JEDDAH: Ta’ateemah is the name of the breakfast feast Hijazis enjoy on the first day of Eid Al-Fitr. It is derived from the Arabic word, itmah, or darkness, because the dishes served are light, just like midnight snacks.

Muslims around the world celebrate Eid Al-Fitr to feast after fasting for the holy month of Ramadan. But it is called Al-Fitr from iftar, or breakfast when translated to English, which is a meal Muslims do not get to experience during that month.
The first day of Eid is a day where they finally can, and they greet the day with joy by heading to Eid prayers and then enjoying this traditional meal.
Amal Turkistani, mother of five from Makkah who now lives in Jeddah, told Arab News all about a special Eid dish.
“The most famous dish is the dibyaza, and making a dish of it is a work of art that I can proudly say I excel at. Dibyaza is made of melted dried apricots, roasted nuts, figs, peach and sugary dates to create a marmalade-like dish that can be enjoyed with or without bread.”
She revealed that dibyaza is not a quick meal — it is usually prepared a day or two before Eid with the ingredients simmered to reach the correct liquid thickness.
No one can trace the origins of dibyaza — it remains a mystery. Some people claim it originated in Turkey, while others attribute it to the Indians.
A number of women who are famous for their dibyaza agreed that it is a Makkawi dish. This marmalade dish was developed and improved, with tiny details to distinguish it.
The dibyaza is also similar to an Egyptian dish called khoshaf, but dibyaza is often partnered with shureik — a donut-shaped bread with sesame sprinkled all over it.
Turkistani said sweet shops sell 1 kg of dibyaza for SR50 ($13), competing with housewives who make their own.
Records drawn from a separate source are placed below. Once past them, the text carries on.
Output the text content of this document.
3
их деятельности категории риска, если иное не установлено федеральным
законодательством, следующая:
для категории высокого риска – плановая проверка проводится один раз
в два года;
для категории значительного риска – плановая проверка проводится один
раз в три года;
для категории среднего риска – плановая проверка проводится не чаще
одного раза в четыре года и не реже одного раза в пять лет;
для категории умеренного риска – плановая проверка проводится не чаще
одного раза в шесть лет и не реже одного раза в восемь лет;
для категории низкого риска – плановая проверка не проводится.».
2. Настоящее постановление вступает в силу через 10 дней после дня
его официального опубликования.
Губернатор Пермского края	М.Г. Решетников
“I think it is always tastier when it’s homemade because of all the love that goes into making it. It’s also a wonderful way to greet your family and neighbors with this special dish that you only enjoy once a year.”
Her younger sister, Fatin, said: “My siblings always have Eid breakfast at my place, so it’s up to me to prepare the feast. My sister spares me the exhausting dibyaza-making, so I prepare two main dishes: Minazalla, which is a stew of lamb chops with tahini and a tomato chicken stew.
“She also serves what we call nawashif, or dry food, like different types of cheese and olives, pickled lemon, labneh, red mish — a mixture of white cheese, yogurt and chili pepper and halwa tahini,” Amal said.
Mohammed Ibrahim, 23, from Makkah, told Arab News: “It always feels unique to have minazalla and nawashif during Eid, and not just because it is followed by the Eidiyah.”


What is Eidiyah?

It is money elders in the family give to the youth to celebrate Eid and to congratulate them on completing Ramadan fasting.